Hasbro, which gets about 9 percent of its revenue from Toys‘R‘Us, said the Chapter 11 filing raised uncertainty about the timing and amount of toys it would ship to the retailer in the fourth quarter.
The surprise filing last month underscored the Amazon-fueled shift away from brick-and-mortar retailing, and bodes ill for the entire toy industry.
Hasbro’s warning hit rivals - shares of Mattel Inc and Jakks Pacific Inc were down 4 percent and 1.5 percent, respectively.
Toys‘R‘Us, once the largest toy retail chain in the United States, still owes creditors $5 billion in debt with Hasbro exposed to the tune of $60 million in unsecured claims for payment.
Chief Executive Brian Goldner said the bankruptcy had created a “fluid environment” for the company’s shipments, but downplayed its long-term effect saying it would not hurt 2018 results.
The second biggest U.S. toymaker said it expects fourth quarter revenue to increase 4 percent to 7 percent, or $1.70-$1.74 billion.

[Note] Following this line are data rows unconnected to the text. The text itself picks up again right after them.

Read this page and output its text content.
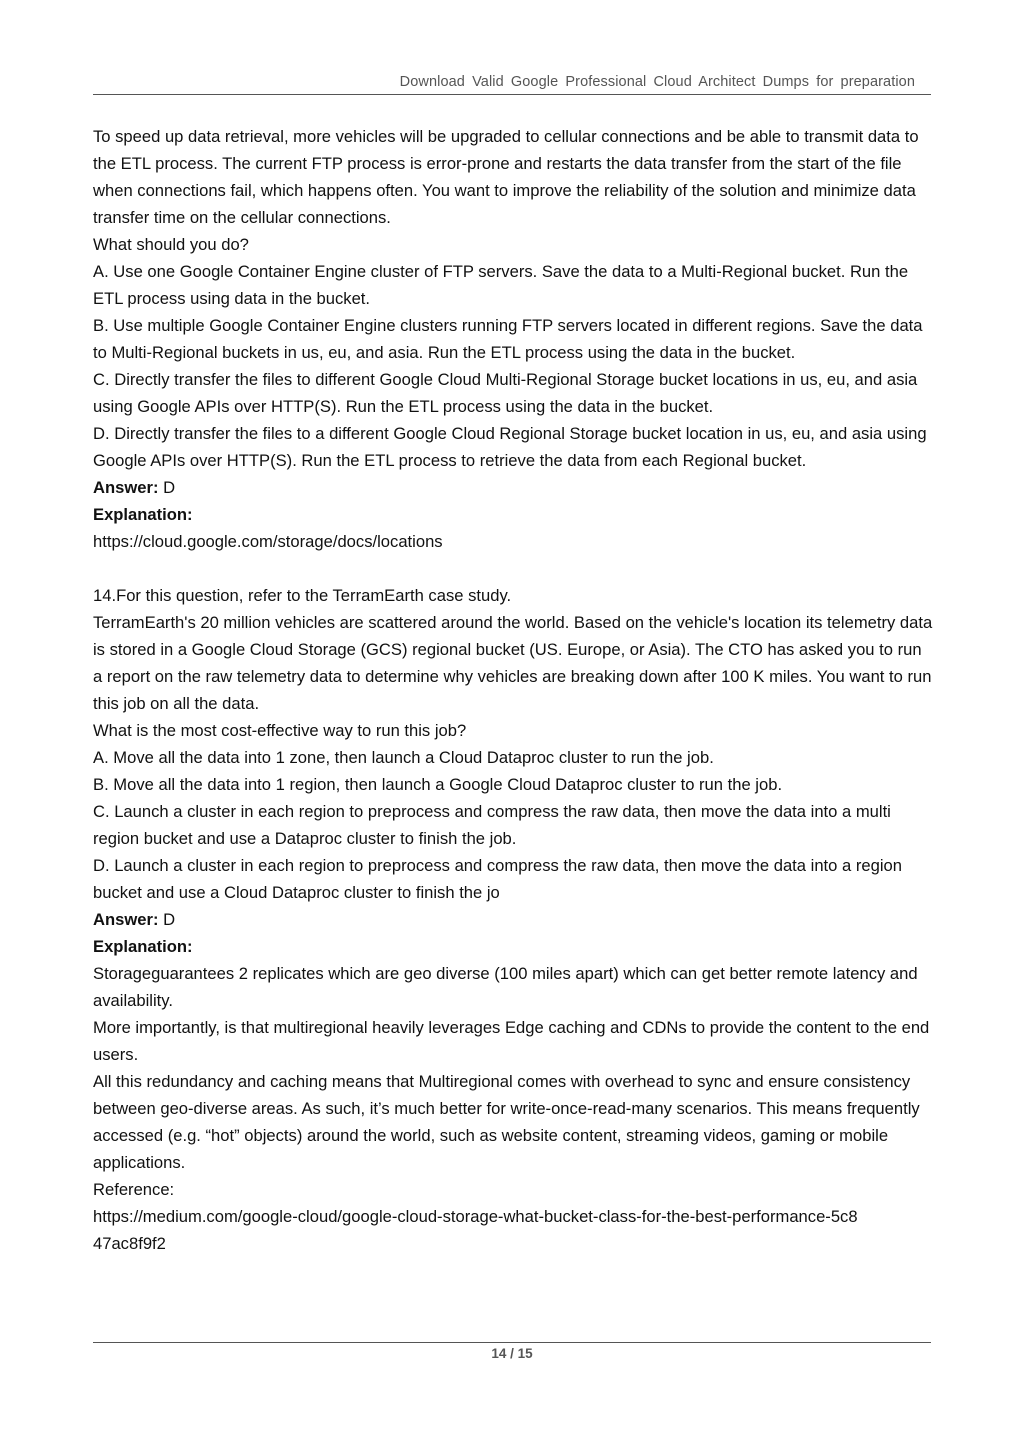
Download Valid Google Professional Cloud Architect Dumps for preparation

To speed up data retrieval, more vehicles will be upgraded to cellular connections and be able to transmit data to the ETL process. The current FTP process is error-prone and restarts the data transfer from the start of the file when connections fail, which happens often. You want to improve the reliability of the solution and minimize data transfer time on the cellular connections.

What should you do?

A. Use one Google Container Engine cluster of FTP servers. Save the data to a Multi-Regional bucket. Run the ETL process using data in the bucket.

B. Use multiple Google Container Engine clusters running FTP servers located in different regions. Save the data to Multi-Regional buckets in us, eu, and asia. Run the ETL process using the data in the bucket.

C. Directly transfer the files to different Google Cloud Multi-Regional Storage bucket locations in us, eu, and asia using Google APIs over HTTP(S). Run the ETL process using the data in the bucket.

D. Directly transfer the files to a different Google Cloud Regional Storage bucket location in us, eu, and asia using Google APIs over HTTP(S). Run the ETL process to retrieve the data from each Regional bucket.

Answer: D

Explanation:

https://cloud.google.com/storage/docs/locations

14.For this question, refer to the TerramEarth case study.

TerramEarth's 20 million vehicles are scattered around the world. Based on the vehicle's location its telemetry data is stored in a Google Cloud Storage (GCS) regional bucket (US. Europe, or Asia). The CTO has asked you to run a report on the raw telemetry data to determine why vehicles are breaking down after 100 K miles. You want to run this job on all the data.

What is the most cost-effective way to run this job?

A. Move all the data into 1 zone, then launch a Cloud Dataproc cluster to run the job.

B. Move all the data into 1 region, then launch a Google Cloud Dataproc cluster to run the job.

C. Launch a cluster in each region to preprocess and compress the raw data, then move the data into a multi region bucket and use a Dataproc cluster to finish the job.

D. Launch a cluster in each region to preprocess and compress the raw data, then move the data into a region bucket and use a Cloud Dataproc cluster to finish the jo

Answer: D

Explanation:

Storageguarantees 2 replicates which are geo diverse (100 miles apart) which can get better remote latency and availability.

More importantly, is that multiregional heavily leverages Edge caching and CDNs to provide the content to the end users.

All this redundancy and caching means that Multiregional comes with overhead to sync and ensure consistency between geo-diverse areas. As such, it’s much better for write-once-read-many scenarios. This means frequently accessed (e.g. “hot” objects) around the world, such as website content, streaming videos, gaming or mobile applications.

Reference:

https://medium.com/google-cloud/google-cloud-storage-what-bucket-class-for-the-best-performance-5c8 47ac8f9f2

14 / 15
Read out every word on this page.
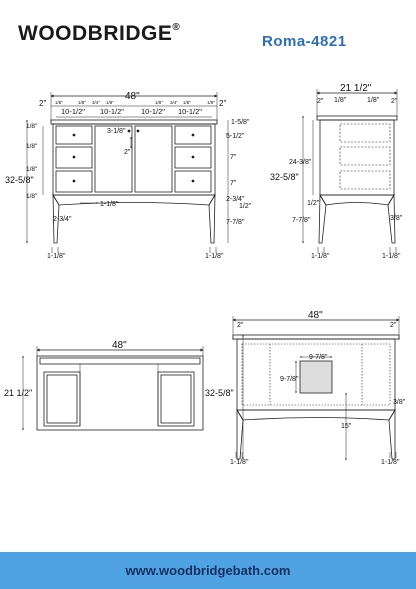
WOODBRIDGE®
Roma-4821
48"
2"	2"
1/8"	1/8" 3/4" 1/8"	1/8" 3/4" 1/8"	1/8"
10-1/2" 10-1/2" 10-1/2" 10-1/2"
3-1/8"
2"
32-5/8"
1/8"
1/8"
1/8"
1/8"
1-5/8"
5-1/2"
7"
7"
2-3/4"
1/2"
7-7/8"
2-3/4"
1-1/8"
1-1/8"	1-1/8"
21 1/2"
2" 1/8"	1/8" 2"
32-5/8"
24-3/8"
1/2"
7-7/8"	3/8"
1-1/8"	1-1/8"
48"
21 1/2"
48"
2"	2"
9-7/8"
9-7/8"
15"
32-5/8"
3/8"
1-1/8"	1-1/8"
www.woodbridgebath.com
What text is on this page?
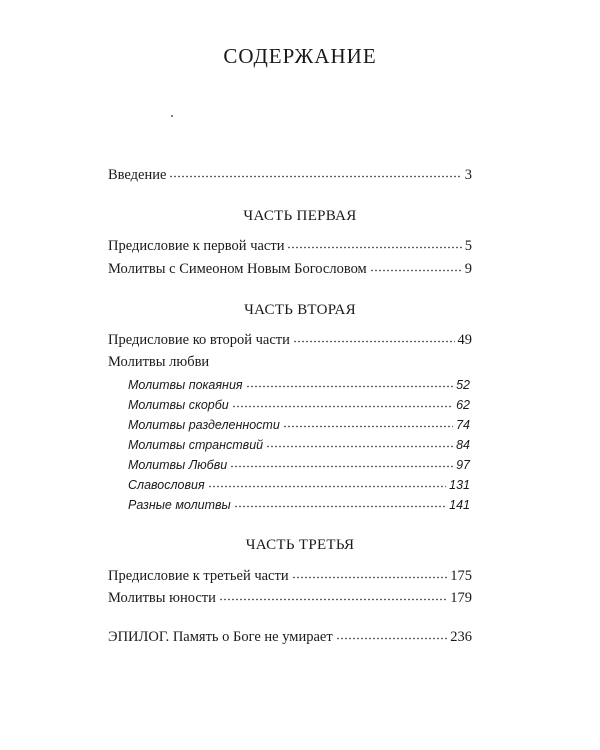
СОДЕРЖАНИЕ
Введение	3
ЧАСТЬ ПЕРВАЯ
Предисловие к первой части	5
Молитвы с Симеоном Новым Богословом	9
ЧАСТЬ ВТОРАЯ
Предисловие ко второй части	49
Молитвы любви
Молитвы покаяния	52
Молитвы скорби	62
Молитвы разделенности	74
Молитвы странствий	84
Молитвы Любви	97
Славословия	131
Разные молитвы	141
ЧАСТЬ ТРЕТЬЯ
Предисловие к третьей части	175
Молитвы юности	179
ЭПИЛОГ. Память о Боге не умирает	236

Analysts on average had expected $1.82 billion.
Morning Star analyst Jaime Katz said the concerns over Toys‘R‘Us were “overblown” as its debtor-in-possession financing would help it cover most of its payments to toy makers.
Meanwhile, Katz said, Hasbro and Mattel will have more time to find alternate channels to distribute their products.
The toymaker said it had reached an agreement with Toys‘R‘Us last week over account receivables - outstanding receipts the company is owed from its customers - but there would be a two-day delay in receiving payments over the current cycle.
Hasbro’s outlook follows Jakks Pacific’s warning in September that it would post a loss in 2017 because of the bankruptcy.
Hasbro on Monday also reported third-quarter profit of $265.6 million, or $2.09 per share and a 7 percent rise in revenue to $1.79 billion.